Shift from dietary habits
  • The ultra-processed food sector in India witnessed a compounded annual growth rate of 13.4% between 2011 and 2021.
  • As the world’s largest producer and consumer of sugar in 2022, the country has seen an alarming surge in consumption of HFSS foods.
  • About 50%-60% of edible sugar, salt and fat produced in India is consumed by the processed food industry.
  • Sales of snacks and soft drinks have tripled over the past decade, exceeding $30 billion last year, indicating a disturbing trend in dietary habits.
  • This not only poses severe health risks but also impacts productivity and economic growth, necessitating urgent interventions to curtail the rising consumption of these products.
Tax on HFSS food
  • There is a global trend of utilising fiscal measures to combat obesity.
  • Taxation is considered to be an effective means to reduce the consumption of these products as most consumers are price responsive towards them.
  • While taxation on sugar-sweetened beverages (SSBs) is far more wide and used in more than 60 countries, taxation on HFSS food is less common, although rapidly increasing.
  • Some 16 countries including Denmark, France, Hungary, Mexico, South Africa, the United Kingdom and the United States, among others, now have a dedicated tax on HFSS foods.

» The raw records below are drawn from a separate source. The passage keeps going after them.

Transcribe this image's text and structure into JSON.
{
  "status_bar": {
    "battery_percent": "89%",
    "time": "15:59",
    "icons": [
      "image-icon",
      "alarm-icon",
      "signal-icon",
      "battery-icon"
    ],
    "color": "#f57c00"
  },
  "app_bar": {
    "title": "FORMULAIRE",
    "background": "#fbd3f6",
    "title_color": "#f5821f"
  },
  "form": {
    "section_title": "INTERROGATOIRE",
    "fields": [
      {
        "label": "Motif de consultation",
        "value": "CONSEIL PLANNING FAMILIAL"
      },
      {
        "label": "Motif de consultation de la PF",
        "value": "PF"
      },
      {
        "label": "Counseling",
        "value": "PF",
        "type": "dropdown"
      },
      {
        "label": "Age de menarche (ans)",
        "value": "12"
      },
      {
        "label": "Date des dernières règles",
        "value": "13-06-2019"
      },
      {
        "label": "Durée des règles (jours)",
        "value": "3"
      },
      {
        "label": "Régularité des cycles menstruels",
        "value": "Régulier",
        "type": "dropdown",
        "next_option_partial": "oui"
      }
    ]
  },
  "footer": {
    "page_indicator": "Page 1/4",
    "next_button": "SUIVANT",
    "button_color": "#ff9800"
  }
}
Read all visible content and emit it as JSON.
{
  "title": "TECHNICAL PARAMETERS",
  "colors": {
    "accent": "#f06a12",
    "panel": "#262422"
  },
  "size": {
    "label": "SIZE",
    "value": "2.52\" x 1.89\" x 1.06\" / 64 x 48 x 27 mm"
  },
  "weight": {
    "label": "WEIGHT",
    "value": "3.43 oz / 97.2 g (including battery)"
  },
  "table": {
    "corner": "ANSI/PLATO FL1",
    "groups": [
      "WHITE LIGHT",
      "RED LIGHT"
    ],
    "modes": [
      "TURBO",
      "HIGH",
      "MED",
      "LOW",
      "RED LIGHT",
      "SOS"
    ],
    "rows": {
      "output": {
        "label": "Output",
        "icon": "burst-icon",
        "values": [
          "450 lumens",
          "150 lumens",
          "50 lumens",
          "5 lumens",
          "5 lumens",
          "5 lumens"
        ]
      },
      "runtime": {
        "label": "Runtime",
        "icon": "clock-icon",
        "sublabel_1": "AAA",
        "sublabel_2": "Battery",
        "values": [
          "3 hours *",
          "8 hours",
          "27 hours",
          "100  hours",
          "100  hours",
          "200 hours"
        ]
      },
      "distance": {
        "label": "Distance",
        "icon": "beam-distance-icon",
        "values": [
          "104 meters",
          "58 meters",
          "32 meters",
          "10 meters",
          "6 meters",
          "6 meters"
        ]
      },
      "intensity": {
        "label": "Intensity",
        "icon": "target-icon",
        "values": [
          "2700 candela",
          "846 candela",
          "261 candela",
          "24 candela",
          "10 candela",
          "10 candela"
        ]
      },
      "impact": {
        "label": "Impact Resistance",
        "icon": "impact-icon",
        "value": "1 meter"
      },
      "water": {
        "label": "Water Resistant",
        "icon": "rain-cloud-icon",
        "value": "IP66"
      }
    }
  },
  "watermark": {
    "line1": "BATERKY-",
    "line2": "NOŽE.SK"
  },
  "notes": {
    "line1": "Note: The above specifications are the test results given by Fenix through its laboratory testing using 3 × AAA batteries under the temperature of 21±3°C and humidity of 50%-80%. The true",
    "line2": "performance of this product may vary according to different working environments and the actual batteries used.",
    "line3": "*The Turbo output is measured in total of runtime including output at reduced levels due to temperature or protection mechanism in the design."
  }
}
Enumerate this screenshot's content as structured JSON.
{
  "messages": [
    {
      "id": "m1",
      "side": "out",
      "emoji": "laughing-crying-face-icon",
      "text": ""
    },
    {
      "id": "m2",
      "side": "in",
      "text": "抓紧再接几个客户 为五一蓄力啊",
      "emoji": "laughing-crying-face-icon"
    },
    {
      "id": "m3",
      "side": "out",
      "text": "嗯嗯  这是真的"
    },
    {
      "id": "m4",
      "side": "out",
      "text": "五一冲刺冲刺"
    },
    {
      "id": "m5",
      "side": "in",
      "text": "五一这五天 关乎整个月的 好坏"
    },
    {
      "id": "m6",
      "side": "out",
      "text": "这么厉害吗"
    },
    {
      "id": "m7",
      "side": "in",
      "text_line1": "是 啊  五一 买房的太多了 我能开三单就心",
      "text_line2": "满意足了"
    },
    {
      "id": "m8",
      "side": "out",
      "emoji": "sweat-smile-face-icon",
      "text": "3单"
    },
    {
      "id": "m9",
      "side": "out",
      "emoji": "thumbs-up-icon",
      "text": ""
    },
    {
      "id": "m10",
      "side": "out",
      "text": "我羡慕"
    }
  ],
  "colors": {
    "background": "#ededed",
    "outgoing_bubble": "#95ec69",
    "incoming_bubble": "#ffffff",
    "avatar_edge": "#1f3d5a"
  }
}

  • Most recently, Colombia’s “junk food law” introduced a gradually increasing levy on ultra-processed foods, providing a model for other nations.
  • In India, Kerala had also introduced a ‘fat tax’ way back in 2016, which later got subsumed into India’s Goods and Services Tax in 2017.
Implications of high tax
  • The imperative for taxing HFSS arises from significant market failures associated with their consumption, contributing to negative externalities and internalities.
  • Negative externalities manifest as societal costs in the form of increased health-care expenditures.
  • For example, the escalation of diabetes and obesity due to increased HFSS consumption leads to external costs imposed on society, necessitating substantial health-care expenditures, borne through elevated taxes to finance public health insurance such as the Ayushman Bharat Yojana.
  • Meanwhile, internalities, stemming from consumers’ limited understanding, influenced by aggressive marketing, result in inadvertent harm to themselves.
  • Taxes can offer a targeted and effective means to curb detrimental consumption habits, thereby reducing societal burdens.
  • Implementing such taxes has shown promise in various countries, demonstrating a reduction in the purchase of unhealthy items.
  • Tax rates need to be differentiated based on the nutritional quality of the food so as to incentivise product reformulations.
  • For example, it is possible to have a GST system with HFSS foods in the highest rate structure while their healthier alternatives have either zero or minimal tax rates so that the net tax burden on a household’s food consumption basket remains the same.
  • This would create a level-playing field between HFSS and their healthier alternatives, making healthier food choices more affordable and accessible.
Case in India
  • Current GST rates on ultra-processed foods, such as salty snacks and SSBs, do not adequately align with nutritional content.
  • For example, tax on SSBs with a 28% GST rate and 12% compensation cess, overlooks sugar content.
  • All aerated beverages are taxed uniformly as well. Similarly, juices face a flat 12% rate, irrespective of their fruit and sugar content.
  • Salty snacks are taxed at 12% regardless of their salt content.
  • Such inconsistencies fail to consider the varying nutritional impact of these products and hence show limited impact on altering consumption baskets in favour healthier alternatives.
Way forward
  • Effectively designed taxes can reap multiple benefits — they can act as a deterrent to consuming HFSS;
  • promote healthier food choices; prompt manufacturers to reformulate foods;
  • improve public health outcomes; reduce the burden on the health-care system, and
  • foster the nation’s well-being. When combined with other measures such as promotion of nutrition literacy and effective food labelling, it can be a more potent tool to combat the rising epidemic of overweight and obesity by creating a more sustainable and equitable food system.